Сказал, будто кнутом ожег. Я услышала: чьи-то шаги по песку: это сеньора подошла, поинтересовалась — кто? Сеньор увидел ее и сразу в дом, а мы остались вдвоем. Она повела меня садом и в мощеном патио остановилась. Я смотрю — в умывальнике их мальчонка. Сидит там и со стенок соскабливает засохшую мыльную пену. Меня не узнал… Я сказала сеньоре, что ищу работу и вот думала, вдруг у них… Сеньор — он наверно слышал наш разговор — свесил голову с галереи и как отрубил: нет у нас никакой работы… У нас почти все отобрали, но скоро вернут, мы добьемся. А кто был за революцию, кому нужна республика, пусть вообще забудут сюда дорогу. Мы не собираемся держать в доме кого ни попадя, всякую голь, которая будет марать наше достойное имя! Да пусть лучше весь дом зарастет грязью, чем иметь дело со всяким сбродом!

Сеньора ему — успокойтесь, успокойтесь, а потом поглядела на меня, вздохнула и говорит: такая война, налеты, бомбы, вот у него нервы и разошлись, чуть что — сразу в крик… Но сейчас, говорит, мы действительно никого не можем нанять, сами сидим без денег, а иначе, кто бы позволил бедному мальчику отскребать грязь с раковины. Вон, посмотрите…

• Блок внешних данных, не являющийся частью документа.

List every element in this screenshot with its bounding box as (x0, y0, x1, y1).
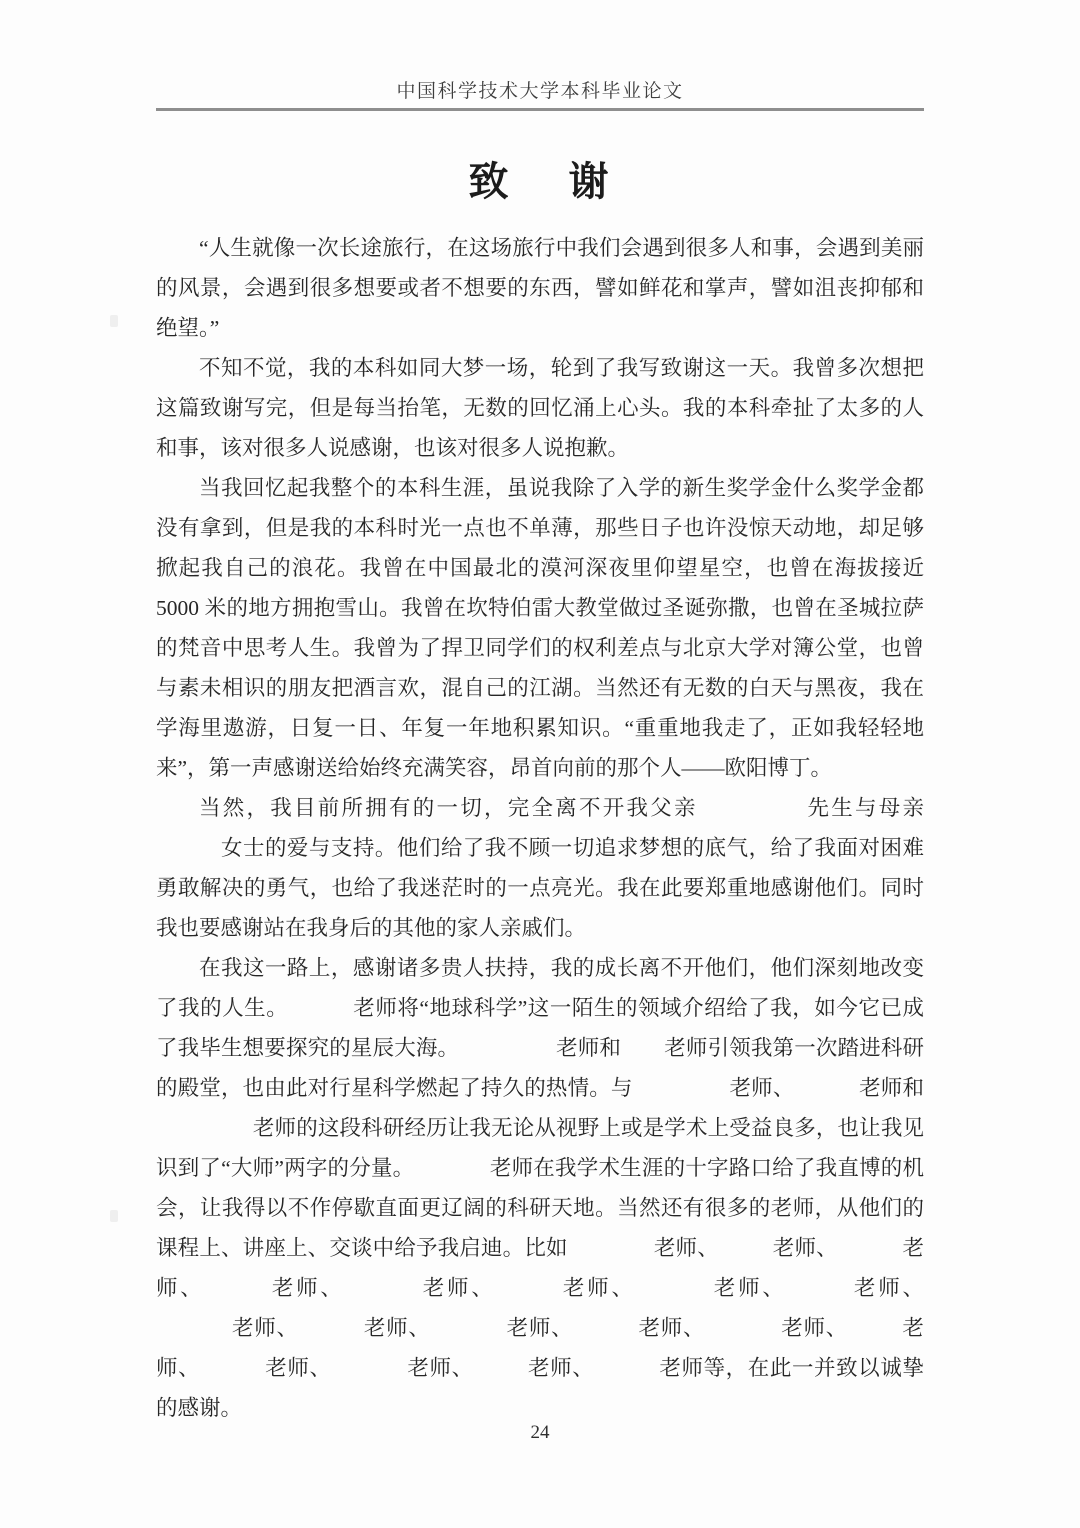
paragraph: 在我这一路上，感谢诸多贵人扶持，我的成长离不开他们，他们深刻地改变了我的人生。老… (156, 948, 924, 1428)
redacted-name-gap (633, 1094, 730, 1095)
text-run: 老师、 (420, 1276, 496, 1300)
redacted-name-gap (719, 1254, 773, 1255)
text-run: 当我回忆起我整个的本科生涯，虽说我除了入学的新生奖学金什么奖学金都没有拿到，但是… (156, 476, 924, 780)
text-run: 老师、 (527, 1356, 594, 1380)
redacted-name-gap (848, 1334, 902, 1335)
redacted-name-gap (705, 1334, 780, 1335)
redacted-name-gap (794, 1094, 859, 1095)
redacted-name-gap (205, 1294, 270, 1295)
redacted-name-gap (636, 1294, 711, 1295)
text-run: 当然，我目前所拥有的一切，完全离不开我父亲 (199, 796, 698, 820)
redacted-name-gap (787, 1294, 852, 1295)
text-run: 老师、 (265, 1356, 332, 1380)
text-run: 老师、 (773, 1236, 838, 1260)
redacted-name-gap (156, 1134, 253, 1135)
scan-artifact (110, 315, 118, 327)
redacted-name-gap (332, 1374, 407, 1375)
redacted-name-gap (459, 1054, 556, 1055)
text-run: 老师、 (851, 1276, 924, 1300)
redacted-name-gap (568, 1254, 654, 1255)
text-run: 不知不觉，我的本科如同大梦一场，轮到了我写致谢这一天。我曾多次想把这篇致谢写完，… (156, 356, 924, 460)
text-run: 老师、 (269, 1276, 345, 1300)
body-paragraphs: “人生就像一次长途旅行，在这场旅行中我们会遇到很多人和事，会遇到美丽的风景，会遇… (156, 228, 924, 1428)
text-run: 老师、 (729, 1076, 794, 1100)
paragraph: 当然，我目前所拥有的一切，完全离不开我父亲先生与母亲女士的爱与支持。他们给了我不… (156, 788, 924, 948)
text-run: 老师、 (231, 1316, 298, 1340)
redacted-name-gap (594, 1374, 659, 1375)
redacted-name-gap (288, 1014, 353, 1015)
text-run: 老师、 (711, 1276, 787, 1300)
redacted-name-gap (573, 1334, 638, 1335)
paragraph: 不知不觉，我的本科如同大梦一场，轮到了我写致谢这一天。我曾多次想把这篇致谢写完，… (156, 348, 924, 468)
redacted-name-gap (345, 1294, 420, 1295)
redacted-name-gap (496, 1294, 561, 1295)
text-run: 先生与母亲 (805, 796, 924, 820)
text-run: 老师、 (363, 1316, 430, 1340)
text-run: 老师和 (859, 1076, 924, 1100)
paragraph: 当我回忆起我整个的本科生涯，虽说我除了入学的新生奖学金什么奖学金都没有拿到，但是… (156, 468, 924, 788)
redacted-name-gap (621, 1054, 664, 1055)
page-title: 致 谢 (0, 150, 1080, 207)
text-run: “人生就像一次长途旅行，在这场旅行中我们会遇到很多人和事，会遇到美丽的风景，会遇… (156, 236, 924, 340)
text-run: 老师、 (781, 1316, 848, 1340)
redacted-name-gap (200, 1374, 265, 1375)
text-run: 老师、 (560, 1276, 636, 1300)
text-run: 老师、 (638, 1316, 705, 1340)
redacted-name-gap (474, 1374, 528, 1375)
text-run: 女士的爱与支持。他们给了我不顾一切追求梦想的底气，给了我面对困难勇敢解决的勇气，… (156, 836, 924, 940)
redacted-name-gap (838, 1254, 903, 1255)
redacted-name-gap (414, 1174, 489, 1175)
redacted-name-gap (156, 854, 221, 855)
text-run: 老师和 (556, 1036, 621, 1060)
redacted-name-gap (156, 1334, 231, 1335)
redacted-name-gap (698, 814, 806, 815)
thesis-page: 中国科学技术大学本科毕业论文 致 谢 “人生就像一次长途旅行，在这场旅行中我们会… (0, 0, 1080, 1528)
scan-artifact (110, 1210, 118, 1222)
paragraph: “人生就像一次长途旅行，在这场旅行中我们会遇到很多人和事，会遇到美丽的风景，会遇… (156, 228, 924, 348)
redacted-name-gap (431, 1334, 506, 1335)
redacted-name-gap (299, 1334, 364, 1335)
text-run: 老师、 (654, 1236, 719, 1260)
text-run: 老师、 (407, 1356, 474, 1380)
header-rule (156, 108, 924, 111)
text-run: 老师、 (506, 1316, 573, 1340)
running-header: 中国科学技术大学本科毕业论文 (156, 76, 924, 103)
page-number: 24 (0, 1422, 1080, 1444)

А когда я сказала, что у меня Кимета убили на фронте, сеньор сказал, что очень сожалеет, но лично он его на фронт не посылал. И еще сказал, что я, на самом деле, тоже из этих — красная. Разве, говорит, вам неясно, что такие люди, как вы, могут запятнать нашу репутацию, так что у нас с вами не должно быть ничего общего… Сеньора, его теща, проводила меня, а у фонтанчика остановилась и говорит: после той истории с милисьяно, он так и не пришел в себя и, уж поверьте, нам тоже нервы мотает. Я помогла сеньоре закрыть калитку. Приподняла ее с улицы коленкой и кое-как прихлопнула; сеньора сказала, что доски отсырели от дождей, и калитка осела. У лавки, где всегда продавали хорошую вику, я чуть передохнула и пошла дальше. В лавке было совсем пусто, а мешков на улице — никаких. По дороге, конечно, остановилась возле хозяйственного магазина, чтобы снова поглядеть на кукол и на белого плюшевого медвежонка в черных бархатных штанишках, с бархатными ушками, черными изнутри. Там еще была обезьянка — тоже из черного бархата. С большим бантом на шее. И кончик носа из черного бархата. Она прямо на меня смотрела. Сидит себе в ногах у большой нарядной куклы, глаза — оранжевые, зрачки блестят, темные, как вода в колодце, руки-ноги разведены в стороны и подошвы беленькие. Сидит и глазеет на прохожих, как человек. Я не знаю, сколько простояла, а потом вдруг чувствую: по всему телу какая-то слабость разливается. Ну и пошла прочь. А как стала переходить Главную улицу, ступила одной ногой на мостовую и вижу, как среди бела дня вспыхивают синие огни, а им в ту пору уже неоткуда взяться. И грохнулась наземь, как подрубили. Потом у себя на лестнице остановилась, где весы вырезаны, чтобы дух перевести, и не могу, не могу вспомнить, что со мной случилось. Будто с той минуты, как поставила ногу на мостовую, и до того, как увидела эти весы, не было во мне жизни.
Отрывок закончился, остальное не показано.